Sultanahmet Korsanlığı



İstanbul’un en turistik yerlerinden biri ve 400 yıllık şaheser olan Sultanahmet Camisi’nin girişine, tarihsel dokuyu hiçe sayan bir engelli rampası konuldu. Anıtlar Kurulu’nun veya Vakıflar’ın rampadan haberi yok. Hürriyet Gazetesi'inden Sefa Kaplan'ın haberine göre İstanbul İl Kültür ve Turizm Müdürü Prof. Ahmet Emre Bilgili, ‘olay yeri’ne gidip metal özürlü rampasını gördükten sonra, “Evet burada belki böyle bir düzeneğe ihtiyaç var ama bu yapılan felaket bir şey” dedi ve ekledi:

“Böyle muhteşem bir mimariye bunu eklemeyi kim akıl etmiş olabilir doğrusu bilmiyorum. Tarihi eserlere böyle bir ilave yapılacağı zaman Anıtlar Kurulu’ndan izin almak gerekir.
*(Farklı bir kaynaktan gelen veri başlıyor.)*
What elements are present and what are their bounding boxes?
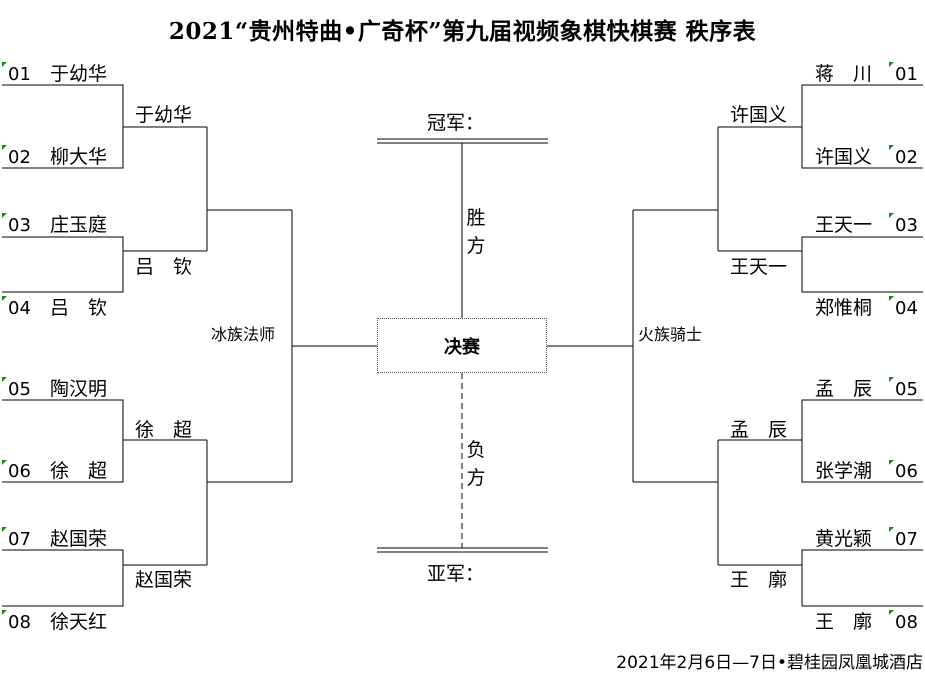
- page-title: 2021“贵州特曲•广奇杯”第九届视频象棋快棋赛 秩序表: [168, 18, 757, 45]
- left-player-name: 徐天红: [50, 611, 108, 633]
- right-seed-number: 05: [895, 379, 918, 400]
- final-match-box: 决赛: [377, 318, 547, 373]
- left-player-name: 柳大华: [50, 146, 108, 168]
- right-seed-number: 06: [895, 461, 918, 482]
- right-round2-winner: 许国义: [730, 104, 788, 126]
- left-round2-winner: 赵国荣: [135, 569, 193, 591]
- final-label: 决赛: [444, 336, 480, 358]
- loser-side-char: 方: [466, 467, 486, 489]
- runner-up-label: 亚军：: [427, 563, 485, 585]
- left-round2-winner: 于幼华: [135, 104, 193, 126]
- right-player-name: 蒋 川: [815, 63, 873, 85]
- left-player-name: 陶汉明: [50, 378, 108, 400]
- left-seed-number: 01: [8, 64, 31, 85]
- right-round2-winner: 王天一: [730, 256, 788, 278]
- right-round2-winner: 王 廓: [730, 569, 788, 591]
- right-seed-number: 08: [895, 612, 918, 633]
- left-player-name: 赵国荣: [50, 528, 108, 550]
- right-player-name: 王 廓: [815, 611, 873, 633]
- left-seed-number: 08: [8, 612, 31, 633]
- left-round2-winner: 吕 钦: [135, 256, 193, 278]
- right-player-name: 郑惟桐: [815, 297, 873, 319]
- right-player-name: 孟 辰: [815, 378, 873, 400]
- winner-side-char: 方: [466, 235, 486, 257]
- left-player-name: 吕 钦: [50, 297, 108, 319]
- right-round2-winner: 孟 辰: [730, 419, 788, 441]
- right-player-name: 张学潮: [815, 460, 873, 482]
- right-seed-number: 03: [895, 215, 918, 236]
- right-team-label: 火族骑士: [638, 325, 703, 344]
- right-seed-number: 07: [895, 529, 918, 550]
- right-seed-number: 04: [895, 298, 918, 319]
- right-player-name: 黄光颖: [815, 528, 873, 550]
- left-seed-number: 05: [8, 379, 31, 400]
- event-date-venue: 2021年2月6日—7日•碧桂园凤凰城酒店: [616, 653, 923, 673]
- left-seed-number: 07: [8, 529, 31, 550]
- loser-side-char: 负: [466, 439, 486, 461]
- left-player-name: 庄玉庭: [50, 214, 108, 236]
- winner-side-char: 胜: [466, 207, 486, 229]
- right-player-name: 王天一: [815, 214, 873, 236]
- left-team-label: 冰族法师: [211, 325, 276, 344]
- right-player-name: 许国义: [815, 146, 873, 168]
- left-seed-number: 02: [8, 147, 31, 168]
- left-seed-number: 03: [8, 215, 31, 236]
- left-seed-number: 04: [8, 298, 31, 319]
- left-player-name: 于幼华: [50, 63, 108, 85]
- left-round2-winner: 徐 超: [135, 419, 193, 441]
- right-seed-number: 01: [895, 64, 918, 85]
- champion-label: 冠军：: [427, 112, 485, 134]
- left-seed-number: 06: [8, 461, 31, 482]
- right-seed-number: 02: [895, 147, 918, 168]
- left-player-name: 徐 超: [50, 460, 108, 482]
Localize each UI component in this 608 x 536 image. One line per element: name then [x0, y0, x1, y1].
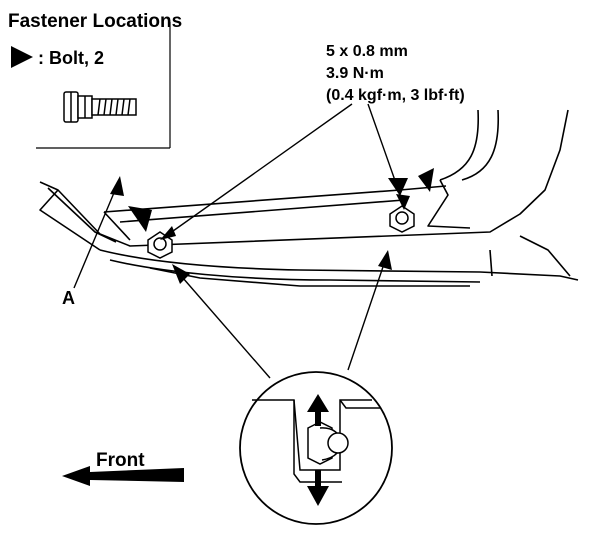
torque-alt-text: (0.4 kgf·m, 3 lbf·ft) — [326, 87, 465, 104]
detail-view — [239, 371, 393, 525]
panel-bolts — [147, 205, 415, 259]
callout-a: A — [62, 176, 124, 308]
torque-spec: 5 x 0.8 mm 3.9 N·m (0.4 kgf·m, 3 lbf·ft) — [326, 43, 465, 104]
bolt-marker-right — [418, 168, 434, 192]
page-title: Fastener Locations — [8, 11, 182, 32]
bolt-left — [147, 231, 173, 259]
front-indicator: Front — [62, 450, 184, 486]
torque-nm-text: 3.9 N·m — [326, 65, 384, 82]
callout-a-label: A — [62, 288, 75, 308]
trim-panel — [39, 109, 579, 287]
bolt-marker-left — [128, 206, 152, 232]
legend-box: : Bolt, 2 — [11, 22, 171, 149]
spec-leader-lines — [165, 103, 405, 237]
detail-leader-arrowheads — [172, 250, 392, 284]
front-label: Front — [96, 450, 145, 471]
front-arrow-icon — [62, 466, 184, 486]
bolt-location-markers — [128, 168, 434, 232]
detail-leader-lines — [175, 257, 387, 379]
spec-leader-arrowheads — [160, 194, 410, 240]
bolt-legend-label: : Bolt, 2 — [38, 48, 104, 68]
bolt-icon — [63, 91, 137, 123]
bolt-right — [389, 205, 415, 233]
down-arrow-icon — [307, 486, 329, 506]
up-down-adjust-arrows — [307, 394, 329, 506]
up-arrow-icon — [307, 394, 329, 412]
triangle-marker-icon — [11, 46, 33, 68]
bolt-size-text: 5 x 0.8 mm — [326, 43, 408, 60]
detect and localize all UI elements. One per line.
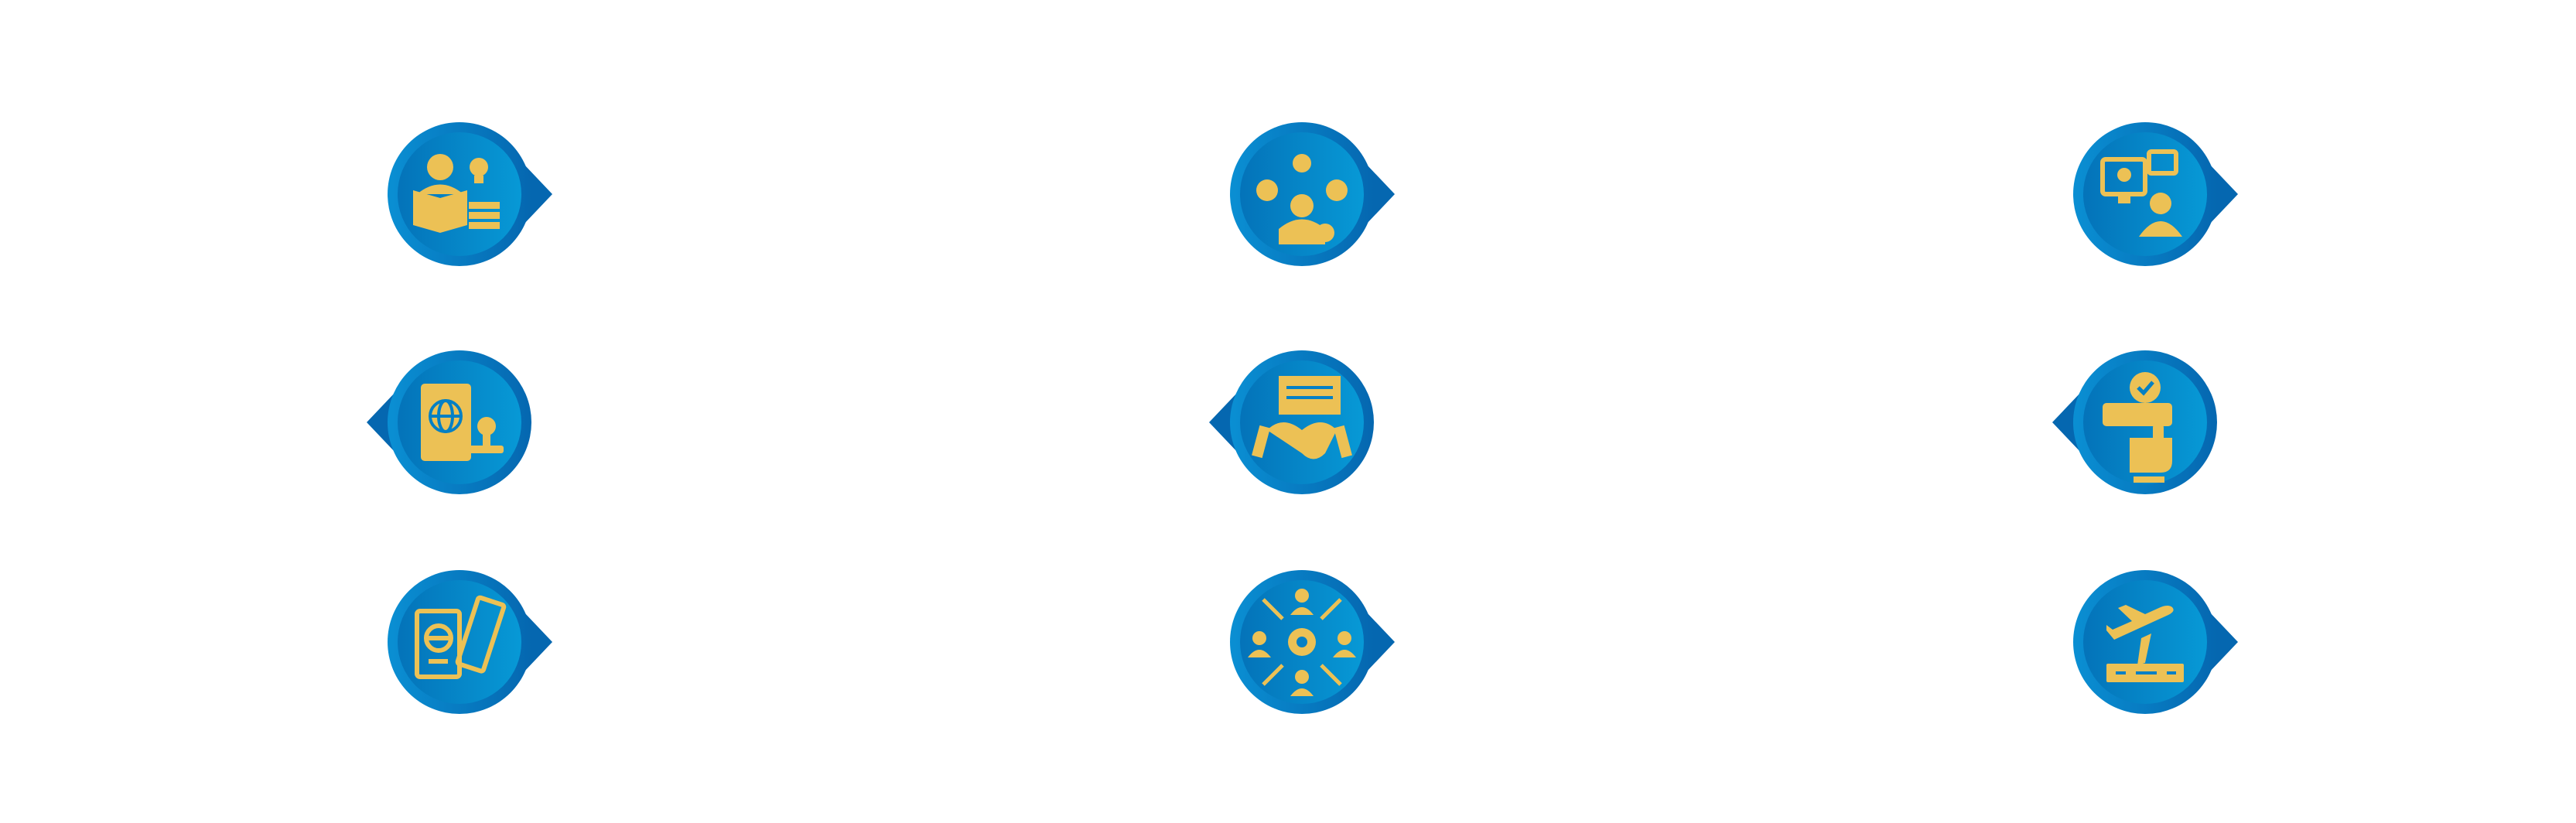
agreement-handshake-badge <box>1201 337 1402 507</box>
online-consultation-icon <box>2100 149 2182 237</box>
airplane-takeoff-icon <box>2106 605 2184 682</box>
passport-stamp-badge <box>359 337 560 507</box>
badge-graphic <box>2073 122 2238 266</box>
badge-graphic <box>1230 570 1395 714</box>
badge-graphic <box>2073 570 2238 714</box>
touch-approval-icon <box>2103 372 2172 483</box>
network-collaboration-icon <box>1248 589 1356 696</box>
pointer-tab <box>1209 391 1238 453</box>
passport-stamp-icon <box>421 384 504 461</box>
touch-approval-badge <box>2045 337 2246 507</box>
badge-graphic <box>388 122 552 266</box>
passport-ticket-badge <box>359 557 560 727</box>
pointer-tab <box>2052 391 2082 453</box>
student-reading-idea-icon <box>413 154 500 233</box>
badge-graphic <box>1230 122 1395 266</box>
passport-ticket-icon <box>415 595 507 679</box>
pointer-tab <box>1365 163 1395 225</box>
student-reading-idea-badge <box>359 109 560 279</box>
online-consultation-badge <box>2045 109 2246 279</box>
airplane-takeoff-badge <box>2045 557 2246 727</box>
agreement-handshake-icon <box>1252 376 1352 459</box>
network-collaboration-badge <box>1201 557 1402 727</box>
badge-graphic <box>1209 350 1374 494</box>
pointer-tab <box>367 391 396 453</box>
badge-graphic <box>2052 350 2217 494</box>
badge-graphic <box>367 350 531 494</box>
pointer-tab <box>1365 611 1395 673</box>
badge-graphic <box>388 570 552 714</box>
pointer-tab <box>2209 163 2238 225</box>
person-skills-gears-icon <box>1256 154 1348 244</box>
pointer-tab <box>2209 611 2238 673</box>
person-skills-gears-badge <box>1201 109 1402 279</box>
pointer-tab <box>523 611 552 673</box>
pointer-tab <box>523 163 552 225</box>
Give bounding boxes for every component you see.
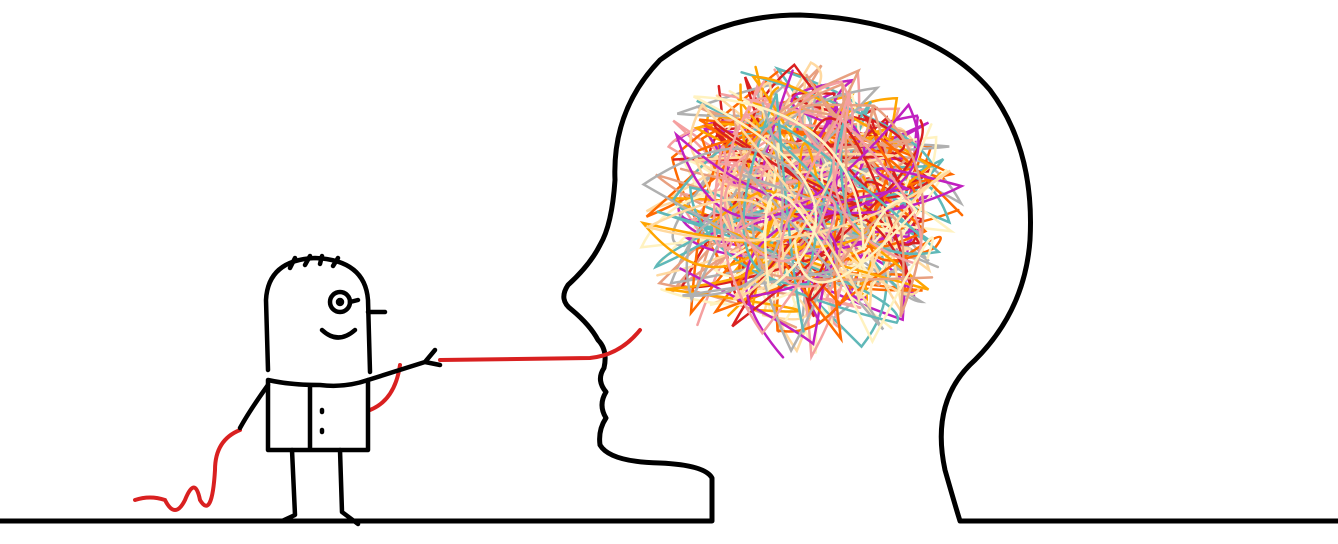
scribble-strand [685,86,940,354]
head-silhouette [0,12,1338,524]
scribble-strand [693,95,934,345]
doctor-legs [279,447,361,527]
scribble-strand [652,185,909,325]
scribble-strand [679,68,914,197]
doctor-smile [319,327,358,340]
doctor-arm-left [237,382,271,431]
scribble-strand [737,82,934,318]
scribble-strand [641,102,870,297]
scribble-strand [713,123,956,278]
doctor-coat [265,377,371,453]
scribble-strand [719,80,923,336]
scribble-strand [656,144,924,329]
doctor-character [237,253,443,527]
scribble-strand [713,117,924,328]
scribble-strand [644,121,952,304]
doctor-arm-right [365,347,443,383]
doctor-head [263,255,373,375]
red-thread [133,328,642,512]
tangled-thoughts-scribble [639,60,966,362]
doctor-hair [287,253,341,271]
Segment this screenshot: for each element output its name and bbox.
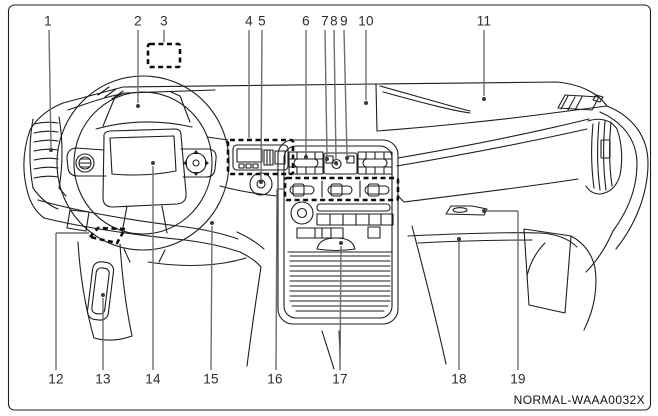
- callout-label-17: 17: [332, 371, 348, 387]
- callout-label-6: 6: [302, 13, 310, 29]
- callout-dot-15: [210, 221, 214, 225]
- callout-label-8: 8: [330, 13, 338, 29]
- callout-dot-1: [49, 148, 53, 152]
- callout-label-14: 14: [145, 371, 161, 387]
- callout-dot-14: [151, 161, 155, 165]
- callout-label-10: 10: [358, 13, 374, 29]
- callout-dot-11: [482, 97, 486, 101]
- callout-dot-10: [364, 101, 368, 105]
- callout-dot-13: [101, 293, 105, 297]
- callout-dot-8: [334, 161, 338, 165]
- callout-label-7: 7: [321, 13, 329, 29]
- callout-dot-6: [304, 155, 308, 159]
- highlight-box-3: [146, 42, 182, 69]
- callout-line-8: [333, 29, 337, 161]
- callout-dot-18: [457, 237, 461, 241]
- callout-dot-19: [482, 209, 486, 213]
- callout-label-16: 16: [267, 371, 283, 387]
- callout-line-9: [343, 29, 348, 156]
- callout-label-13: 13: [95, 371, 111, 387]
- callout-line-7: [324, 29, 328, 157]
- callout-label-19: 19: [510, 371, 526, 387]
- callout-label-12: 12: [48, 371, 64, 387]
- callout-line-1: [48, 29, 52, 149]
- callout-label-9: 9: [340, 13, 348, 29]
- highlight-box-12: [87, 226, 128, 245]
- callout-label-11: 11: [476, 13, 492, 29]
- callout-line-16: [275, 188, 278, 371]
- callout-label-15: 15: [203, 371, 219, 387]
- callout-dot-5: [259, 180, 263, 184]
- callout-label-5: 5: [258, 13, 266, 29]
- callout-dot-9: [345, 156, 349, 160]
- callout-label-2: 2: [134, 13, 142, 29]
- dashboard-illustration: [23, 75, 649, 371]
- highlight-box-16: [283, 176, 400, 202]
- figure-code: NORMAL-WAAA0032X: [513, 393, 645, 407]
- callout-label-18: 18: [451, 371, 467, 387]
- callout-label-3: 3: [160, 13, 168, 29]
- callout-label-4: 4: [245, 13, 253, 29]
- highlight-box-4-5: [226, 138, 295, 176]
- callout-dot-17: [339, 241, 343, 245]
- callout-line-17: [339, 245, 342, 371]
- callout-dot-2: [136, 104, 140, 108]
- callout-label-1: 1: [44, 13, 52, 29]
- figure-border: [7, 4, 652, 411]
- callout-line-5: [260, 29, 263, 181]
- callout-line-15: [210, 225, 213, 371]
- callout-dot-7: [325, 157, 329, 161]
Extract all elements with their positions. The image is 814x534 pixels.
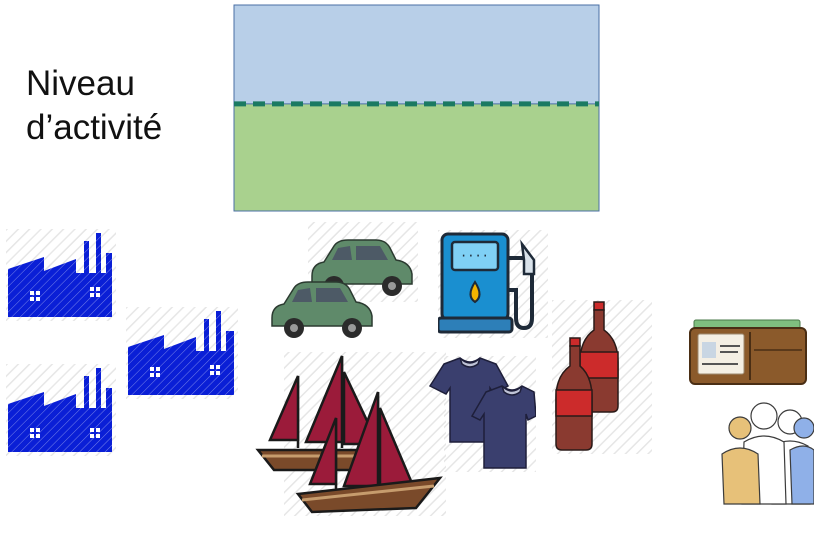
factory-icon bbox=[6, 364, 116, 456]
label-line-1: Niveau bbox=[26, 62, 162, 106]
sailboat-icon bbox=[254, 352, 446, 516]
activity-level-label: Niveau d’activité bbox=[26, 62, 162, 150]
bottle-icon bbox=[552, 300, 652, 454]
people-icon bbox=[720, 400, 814, 508]
fuel-pump-icon: ···· bbox=[438, 230, 548, 338]
factory-icon bbox=[126, 307, 238, 399]
label-line-2: d’activité bbox=[26, 106, 162, 150]
factory-icon bbox=[6, 229, 116, 321]
activity-level-fill bbox=[234, 104, 599, 211]
shirt-icon bbox=[424, 356, 536, 472]
activity-level-gauge bbox=[232, 4, 602, 214]
car-icon bbox=[268, 222, 418, 347]
svg-text:····: ···· bbox=[460, 249, 489, 263]
wallet-icon bbox=[688, 318, 808, 386]
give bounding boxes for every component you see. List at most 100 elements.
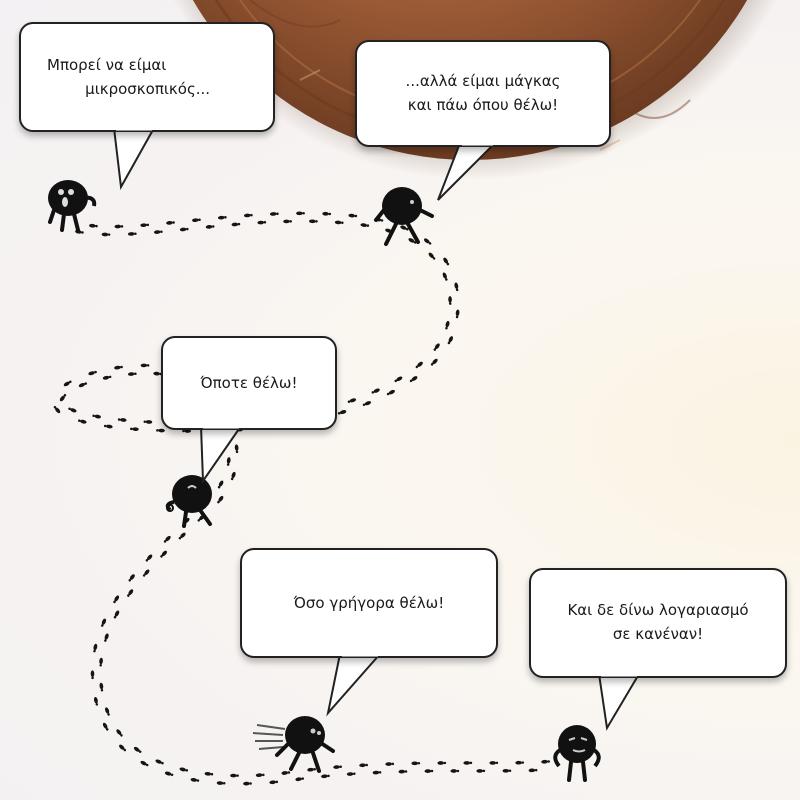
footprint xyxy=(101,721,110,732)
footprint xyxy=(424,769,434,773)
footprint xyxy=(359,763,369,768)
footprint xyxy=(295,776,305,782)
footprint xyxy=(216,495,225,505)
footprint xyxy=(370,387,381,395)
bubble-tail xyxy=(113,127,155,191)
footprint xyxy=(427,251,437,261)
footprint xyxy=(140,363,150,368)
bubble-text: Όποτε θέλω! xyxy=(200,374,298,392)
footprint xyxy=(165,220,176,226)
footprint xyxy=(432,342,441,352)
footprint xyxy=(77,418,87,425)
footprint xyxy=(133,745,143,754)
footprint xyxy=(230,773,239,778)
footprint xyxy=(139,759,150,768)
footprint xyxy=(144,553,154,563)
footprint xyxy=(127,371,137,377)
character-figure xyxy=(252,716,335,773)
footprint xyxy=(437,761,447,765)
character-figure xyxy=(374,187,434,246)
bubble-tail xyxy=(200,425,242,485)
footprint xyxy=(104,706,111,717)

Ben araştırdım, maalesef böyle bir izin alınmamış. Anıtlar Kurulu, Sultanahmet Camii gibi bir tarihi eserin bütünlüğünü bozan ve güzelliğini örseleyen böyle bir projeye asla izin vermezdi.”

Alüminyumcudan

Mardin Artuklu Üniversitesi Mimarlık Fakültesi Dekanı Prof. Uğur Tanyeli ise şunları söyledi:

“Bu gibi çok önemli tarihsel yapılarda engelliler için tedbir alırken başka kamusal yapılarda olduğu kadar ‘özgür’ davranamayız. Öncelikle yapmak istediğimiz katkının mimari kalitesiyle ilgilenmemiz gerekir. Dört yüzyıllık bir anıta herhangi bir soğuk demirciyle alüminyumcunun elinden çıkma bir rampa eklenemez. En azından bu işin ciddi bir mimari tasarım işi olduğunu fark etmek zorundayız. Tarihsel anıtın mimari düzeyi ona yapılacak yeni eklemenin de yüksek olmasını gerektirir. Ayrıca, sadece bu tarihsel cami değil, engelliler de bu sefil metal rampadan daha iyisini hak ediyordur herhalde.”

Bu manzara kaygı verici

Arkeolog, Arkeoloji ve Sanat Dergisi editörü Nezih Başgelen de Sultanahmet’teki korsan rampa için şunları söyledi: Sultanahmet Camii İstanbul’un simge anıtlarından birisi olması yanı sıra  Osmanlı mimarlığının da çok değerli yapılarının başında gelen bir şaheserdir. Buraya yapılacak her türlü müdahalenin çok iyi düşünülüp, defalarca irdelenip bu özgün yapıya has çözümler geliştirilerek uygulanması gerekmektedir. Günümüz kamusal hizmet yapılarına, okullarına ya da benzeri binalara uygulanan bir sistemin, göz bebeğimiz gibi bu denli titizlikle korunması gereken benzersiz bir ata yadigarına alelacele uygulanmasını çok yadırgadım. Bu mutlaka bir zorunluluksa bile çok daha şık ve uygun bir çözüm geliştirilebilinirdi. Sultanahmet gibi benzersiz bir eserimize de böyle bir hassasiyet ve özen gösterilmesi yakışırdı diye düşünüyorum. Şimdiki manzara kaygı verici.”